Frequency of posts per year

The frequency of posts grew vigorously from the establishment of Research Blogging in November 2007, with the number of posts in 2009 doubling over 2008 [Fig. 1]. After a peak in 2010, in 2011 the number of posts declined to levels similar 2009. This increase in 2010 may be related to Research Blogging Awards 2010, since nominations started early February and winners were announced early March, 2010. Following this period, despite the addition of new blogs and languages, the number of posts and views have returned to values equal to or smaller than 2009. We consider the equivalency in posts from 2011 and 2009 an actual decrease in blog posts, since this number results from more blogs and languages that adopted RB during these two years. During the second half of 2011, the automatic aggregation tool of RB was not functional, which may have led to this decrease. This difference could be in part explained by a shift in science divulgation in recent years from blogs to other online platforms, such as social networks (e.g. Twitter and Facebook). These tools have different purposes and functionalities, and mainly in the case of science writing would be more a good complement for spreading scientific blog posts [36] and to collect and share stories and resources [37],[38] rather than construction and discussion as observed in blogs, indicating that these new tools are more related to social networks acting in spread and sharing information, linking to contents (including to the blogs), whereas blogs would be considered as information repositories. With faster ways of propagation and discussion of topics in these new tools, the decrease in post numbers may represent shorter comments on articles left out of blogs and posted in social media instead, and that posts are less frequent but used to cover research more thoroughly.

Languages and RB Topics covered

The dominant language on RB is English, with 1,008 blogs posting 22,660 entries, followed by Portuguese (65 blogs and 1,013 posts), Spanish (52 blogs and 1,456 posts), German (36 blogs and 742 posts), Italian (32 blogs and 449 posts), Polish (24 blogs and 512 posts), and Chinese (19 blogs and 137 posts) [Fig. 3, Table 1].

English has been supported for the longest period at RB, having been a part of the system since its inception in 2007. The other languages were added gradually (German, August 2008; Spanish, May 2009; Portuguese, June 2009; Chinese, August 2009; Polish, April 2010; Italian, December 2010), and there is some correlation between when a language was added and the number of posts in that language. However, perhaps because more science publishing and blogging occurs in English, or because the RB interface is in English, English continues to substantially outpace the other languages.

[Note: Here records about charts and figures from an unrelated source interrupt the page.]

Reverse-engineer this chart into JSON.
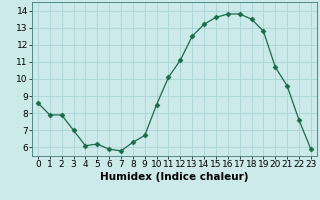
{
  "x": [
    0,
    1,
    2,
    3,
    4,
    5,
    6,
    7,
    8,
    9,
    10,
    11,
    12,
    13,
    14,
    15,
    16,
    17,
    18,
    19,
    20,
    21,
    22,
    23
  ],
  "y": [
    8.6,
    7.9,
    7.9,
    7.0,
    6.1,
    6.2,
    5.9,
    5.8,
    6.3,
    6.7,
    8.5,
    10.1,
    11.1,
    12.5,
    13.2,
    13.6,
    13.8,
    13.8,
    13.5,
    12.8,
    10.7,
    9.6,
    7.6,
    5.9
  ],
  "line_color": "#1a6b4a",
  "marker": "D",
  "marker_size": 2.5,
  "bg_color": "#cceaea",
  "grid_color": "#aad4d4",
  "xlabel": "Humidex (Indice chaleur)",
  "xlim": [
    -0.5,
    23.5
  ],
  "ylim": [
    5.5,
    14.5
  ],
  "yticks": [
    6,
    7,
    8,
    9,
    10,
    11,
    12,
    13,
    14
  ],
  "xticks": [
    0,
    1,
    2,
    3,
    4,
    5,
    6,
    7,
    8,
    9,
    10,
    11,
    12,
    13,
    14,
    15,
    16,
    17,
    18,
    19,
    20,
    21,
    22,
    23
  ],
  "label_fontsize": 7.5,
  "tick_fontsize": 6.5
}
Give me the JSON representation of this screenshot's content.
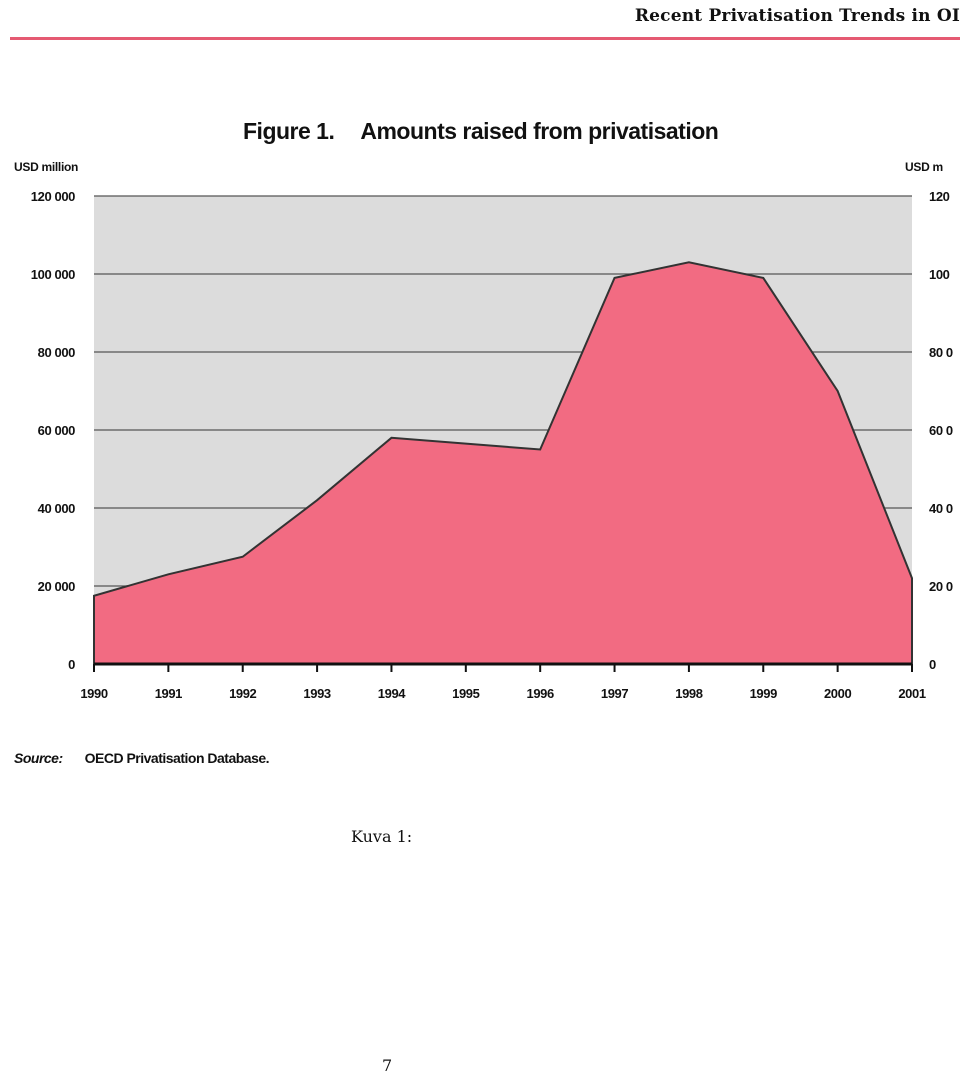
{
  "page": {
    "running_header": "Recent Privatisation Trends in OI",
    "caption": "Kuva 1:",
    "page_number": "7"
  },
  "figure": {
    "number": "Figure 1.",
    "title": "Amounts raised from privatisation",
    "unit_left": "USD million",
    "unit_right": "USD m",
    "source_label": "Source:",
    "source_text": "OECD Privatisation Database."
  },
  "chart_data": {
    "type": "area",
    "title": "Amounts raised from privatisation",
    "ylabel": "USD million",
    "x": [
      1990,
      1991,
      1992,
      1993,
      1994,
      1995,
      1996,
      1997,
      1998,
      1999,
      2000,
      2001
    ],
    "x_tick_labels": [
      "1990",
      "1991",
      "1992",
      "1993",
      "1994",
      "1995",
      "1996",
      "1997",
      "1998",
      "1999",
      "2000",
      "2001"
    ],
    "series": [
      {
        "values": [
          17500,
          23000,
          27500,
          42000,
          58000,
          56500,
          55000,
          99000,
          103000,
          99000,
          70000,
          22000
        ]
      }
    ],
    "ylim": [
      0,
      120000
    ],
    "y_ticks": [
      0,
      20000,
      40000,
      60000,
      80000,
      100000,
      120000
    ],
    "y_tick_labels_left": [
      "0",
      "20 000",
      "40 000",
      "60 000",
      "80 000",
      "100 000",
      "120 000"
    ],
    "y_tick_labels_right": [
      "0",
      "20 0",
      "40 0",
      "60 0",
      "80 0",
      "100",
      "120"
    ],
    "grid": true,
    "colors": {
      "fill": "#f26b82",
      "plot_background": "#dcdcdc",
      "line": "#333333",
      "header_rule": "#e55a72"
    }
  }
}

There are also some interesting regional patterns. The general dominance of Biology is not the same in all languages. In Italian, there are more posts in Physics than Biology (174:141), in Chinese there are more posts about Chemistry (37), Psychology (36) and Computer Science/Engineering (24) than Biology (11). Polish demonstrated an equilibrated distribution of topics [Table 1]. These regional peculiarities show an interesting avenue for future comparisons in scientific communication among different cultures.

Citations

Our correlation analysis shows that there is general decoupling of blog metrics and other classical scientific metrics (Fig. 6). This is exemplified by the fact that, generally, the correlation between RB counts and JCR metrics are lower than those observed among the majority of JCR metrics, with the exception of Article Half Life and Total Articles. This suggests that the main factors influencing journal citation in the blogosphere are not the same that determine journal merit, as evaluated through JCR metrics, even though academic merit have a substantial influence on blog citation, as reveled by the presence of significant correlations among almost all JCR metrics and RB counts.

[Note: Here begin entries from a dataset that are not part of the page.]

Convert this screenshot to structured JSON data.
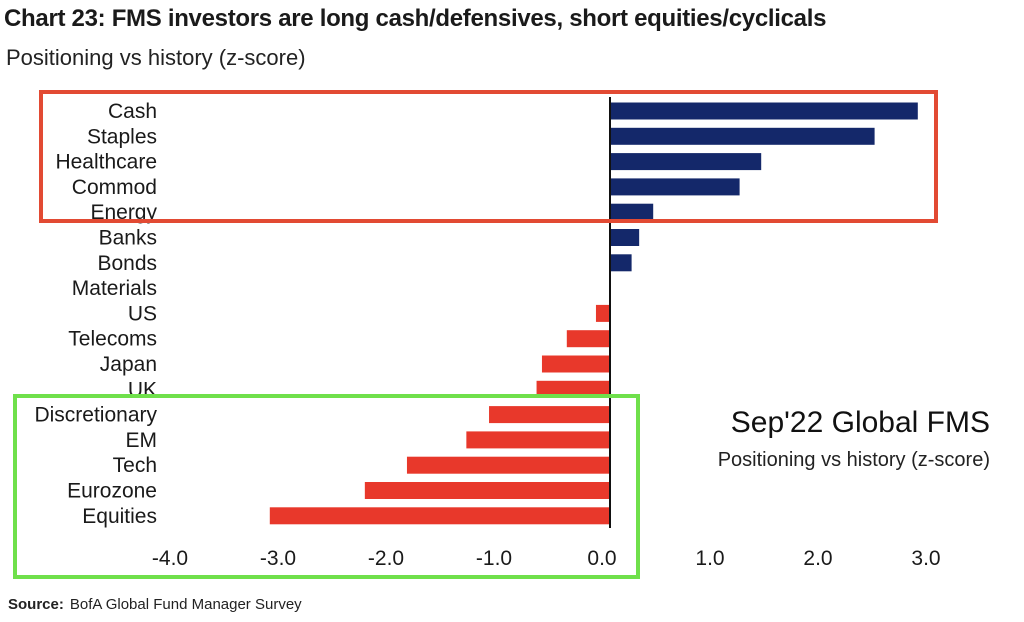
{
  "header": {
    "title": "Chart 23: FMS investors are long cash/defensives, short equities/cyclicals",
    "subtitle": "Positioning vs history (z-score)"
  },
  "inset": {
    "title": "Sep'22 Global FMS",
    "subtitle": "Positioning vs history (z-score)"
  },
  "footer": {
    "source_label": "Source:",
    "source_text": "BofA Global Fund Manager Survey"
  },
  "colors": {
    "positive": "#14286a",
    "negative": "#e8382b",
    "highlight_top": "#e24a33",
    "highlight_bottom": "#6fe04b"
  },
  "chart_data": {
    "type": "bar",
    "orientation": "horizontal",
    "categories": [
      "Cash",
      "Staples",
      "Healthcare",
      "Commod",
      "Energy",
      "Banks",
      "Bonds",
      "Materials",
      "US",
      "Telecoms",
      "Japan",
      "UK",
      "Discretionary",
      "EM",
      "Tech",
      "Eurozone",
      "Equities"
    ],
    "values": [
      2.85,
      2.45,
      1.4,
      1.2,
      0.4,
      0.27,
      0.2,
      0.0,
      -0.13,
      -0.4,
      -0.63,
      -0.68,
      -1.12,
      -1.33,
      -1.88,
      -2.27,
      -3.15
    ],
    "xlim": [
      -4.0,
      3.0
    ],
    "xticks": [
      "-4.0",
      "-3.0",
      "-2.0",
      "-1.0",
      "0.0",
      "1.0",
      "2.0",
      "3.0"
    ],
    "xtick_values": [
      -4,
      -3,
      -2,
      -1,
      0,
      1,
      2,
      3
    ],
    "highlight_boxes": [
      {
        "name": "long cash/defensives",
        "categories": [
          "Cash",
          "Staples",
          "Healthcare",
          "Commod",
          "Energy"
        ],
        "color": "red"
      },
      {
        "name": "short equities/cyclicals",
        "categories": [
          "Discretionary",
          "EM",
          "Tech",
          "Eurozone",
          "Equities"
        ],
        "color": "green"
      }
    ],
    "grid": false,
    "xlabel": "",
    "ylabel": ""
  }
}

The presence of this imperfect association between classical metrics and blog citation can be exemplified by the fact that high IFs are present in most-cited journals but are not a prerequisite or predictive of journal citations in posts [Table 2]. So, rather more than being more frequently cited due to high relevance due to IF, the “Golden Circle” may also be favored because it consists of multidisciplinary journals, while those with fewer citations are specialized journals, with a more restricted audience. We consider the wide variety of journals that were discussed to be a positive feature of RB, although almost half of the titles was only referenced once in the study time period.

These findings in general draw attention to the importance of new article level metrics and other scientometrics tools for measuring the relevance of papers outside traditional publications [19][21]. Also, as articles cited in Wikipedia tend to be more relevant than equivalents, an indicative that the choice of Wiki citations favors relevant research [16], it may be interesting to follow if citations in blog posts are predictive of future article relevance.

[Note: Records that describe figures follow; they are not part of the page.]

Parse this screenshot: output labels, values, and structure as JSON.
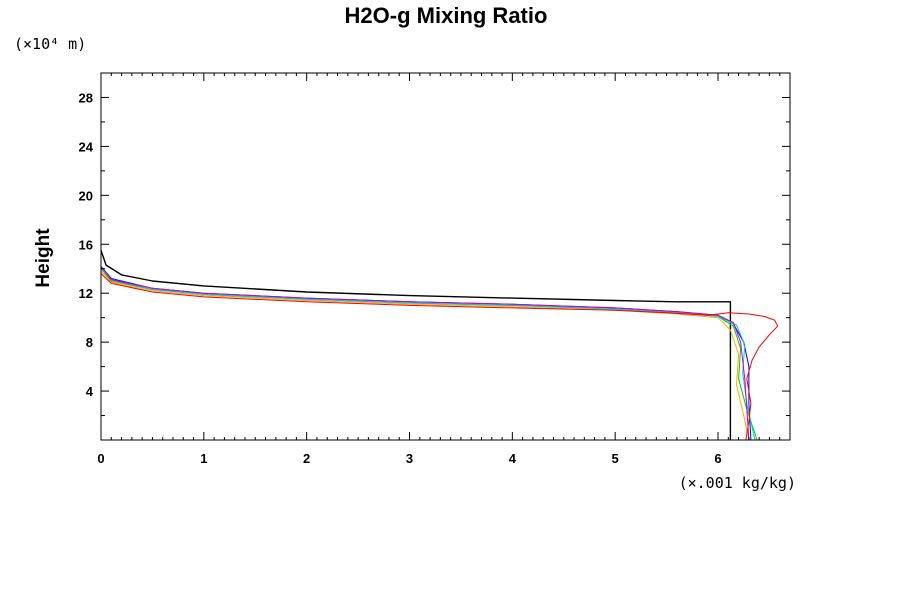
{
  "chart_data": {
    "type": "line",
    "title": "H2O-g Mixing Ratio",
    "ylabel": "Height",
    "y_unit_label": "(×10⁴ m)",
    "x_unit_label": "(×.001 kg/kg)",
    "xlim": [
      0,
      6.7
    ],
    "ylim": [
      0,
      30
    ],
    "x_ticks": [
      0,
      1,
      2,
      3,
      4,
      5,
      6
    ],
    "y_ticks": [
      4,
      8,
      12,
      16,
      20,
      24,
      28
    ],
    "series": [
      {
        "color": "#000000",
        "x": [
          0,
          0.05,
          0.2,
          0.5,
          1.0,
          2.0,
          3.0,
          4.0,
          5.0,
          5.6,
          6.12,
          6.12
        ],
        "y": [
          15.5,
          14.3,
          13.5,
          13.0,
          12.6,
          12.1,
          11.8,
          11.6,
          11.4,
          11.3,
          11.3,
          0
        ]
      },
      {
        "color": "#0000ff",
        "x": [
          0,
          0.1,
          0.5,
          1.0,
          2.0,
          3.0,
          4.0,
          5.0,
          5.6,
          6.0,
          6.15,
          6.25,
          6.3,
          6.3,
          6.32
        ],
        "y": [
          14.2,
          13.2,
          12.4,
          12.0,
          11.6,
          11.3,
          11.1,
          10.8,
          10.5,
          10.2,
          9.5,
          8.0,
          6.0,
          3.0,
          0
        ]
      },
      {
        "color": "#00cc00",
        "x": [
          0,
          0.1,
          0.5,
          1.0,
          2.0,
          3.0,
          4.0,
          5.0,
          5.6,
          6.0,
          6.15,
          6.22,
          6.2,
          6.28,
          6.38
        ],
        "y": [
          14.0,
          13.0,
          12.3,
          11.9,
          11.5,
          11.2,
          11.0,
          10.7,
          10.4,
          10.1,
          9.3,
          7.5,
          5.0,
          2.5,
          0
        ]
      },
      {
        "color": "#ffaa00",
        "x": [
          0,
          0.1,
          0.5,
          1.0,
          2.0,
          3.0,
          4.0,
          5.0,
          5.6,
          6.0,
          6.12,
          6.2,
          6.18,
          6.25,
          6.3
        ],
        "y": [
          13.8,
          12.9,
          12.2,
          11.8,
          11.4,
          11.1,
          10.9,
          10.6,
          10.3,
          10.0,
          9.0,
          7.0,
          4.5,
          2.0,
          0
        ]
      },
      {
        "color": "#00cccc",
        "x": [
          0,
          0.1,
          0.5,
          1.0,
          2.0,
          3.0,
          4.0,
          5.0,
          5.6,
          6.0,
          6.18,
          6.26,
          6.24,
          6.28,
          6.36
        ],
        "y": [
          14.1,
          13.1,
          12.3,
          11.9,
          11.5,
          11.2,
          11.0,
          10.7,
          10.4,
          10.1,
          9.4,
          7.8,
          5.5,
          3.0,
          0
        ]
      },
      {
        "color": "#cc00cc",
        "x": [
          0,
          0,
          0.1,
          0.5,
          1.0,
          2.0,
          3.0,
          4.0,
          5.0,
          5.6,
          6.0,
          6.15,
          6.22,
          6.26,
          6.3
        ],
        "y": [
          30,
          14.2,
          13.1,
          12.4,
          12.0,
          11.6,
          11.3,
          11.1,
          10.8,
          10.5,
          10.2,
          9.6,
          8.0,
          5.0,
          0
        ]
      },
      {
        "color": "#ff0000",
        "x": [
          0,
          0.1,
          0.5,
          1.0,
          2.0,
          3.0,
          4.0,
          5.0,
          5.5,
          5.9,
          6.1,
          6.3,
          6.45,
          6.55,
          6.58,
          6.5,
          6.4,
          6.33,
          6.28,
          6.32,
          6.3,
          6.27
        ],
        "y": [
          13.6,
          12.8,
          12.1,
          11.7,
          11.3,
          11.0,
          10.8,
          10.6,
          10.4,
          10.2,
          10.4,
          10.3,
          10.1,
          9.8,
          9.3,
          8.6,
          7.6,
          6.5,
          5.0,
          3.0,
          1.5,
          0
        ]
      }
    ],
    "grid": false,
    "legend": "none"
  }
}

Another interesting finding was that increasingly blogs cite more articles in the same post. One post had 29 citations, 18 of which refer to articles that are part of a series derived from a project proposal to the National Science Foundation (NSF) [39]. This difference supports the argument that blogs promote a deeper understanding of the subjects they cover and the hypothesis that bloggers are writing less frequently, but dealing with more relevant information. In fact, while the number of posts and citations fell in absolute terms in 2011 [Fig. 2, 3], the number of citations per post did not. This number has increased from 1.38 in 2010 to 1.48 in 2011, which may indicate that bloggers are beginning to add more content to each post. Also, blogs tend to cite more types of sources than just peer-reviewed articles, leading to questions about online metrics: Are mentions of published scientific research at blogs or Wikipedia as valid as citations? Should we reconsider what we commonly understand by citation: an article talking about another article? These are important questions, since the process of scientific communication is historically based on procedures which don't necessarily have analogs in a digital and 2.0 context, where we are looking for new, valid metrics for assessing the reach and impact of science and research [40].

Open Access journals

There is a large, ongoing effort to promote and disseminate Open Access scientific journals, motivated by the idea that scientific information must flow freely to generate more knowledge [41]. Our findings show that the number of OA journals cited by RB posts is much larger than observed for Wikipedia citations [16], suggesting that blog authors have favored OA content, and blog readers have proportionally more access to the original article discussed at the posts. Recently, there has been an increasing concern in publication policy and public access to research results [42], [43], and academic bloggers are especially engaged in these matters [44], which may reflect in OA trends. The large presence of paid content journals indicates that bloggers still maintain some of the characteristics of traditional scientific discourse as a preference for high-impact and multidisciplinary journals, following findings in others studies about RB [12], [30]. On the other hand, we suggest that they perform an important social function by exposing and explaining scientific content that is inaccessible to the general public due to the constraints of paid access scientific journals in a transition context permeated by the effort to the greater access to scientific knowledge.

Reach

The results corroborate the methodologies of Article-Level Metrics that consider the individual article to determine its value and reach, in contrast to journal-level measures of research quality that have traditionally been made available until now [19], as an alternative form to verify the quality, importance, and relevance to scientific literature, more immediately than the IF allows. One of the criteria of article-level metrics - the number of views to the article - allows verify the article relevance soon after the publication unlike journal-level measures based in IF.

In addition, as P. Janiszewski points out, citation on blogs may improve the reach of research:

Put another way, the same research which I published in a prestigious medical journal and made basically no impact, was then viewed by over 12,000 sets of eyes because I decided to discuss it online. And it doesn't end there [45].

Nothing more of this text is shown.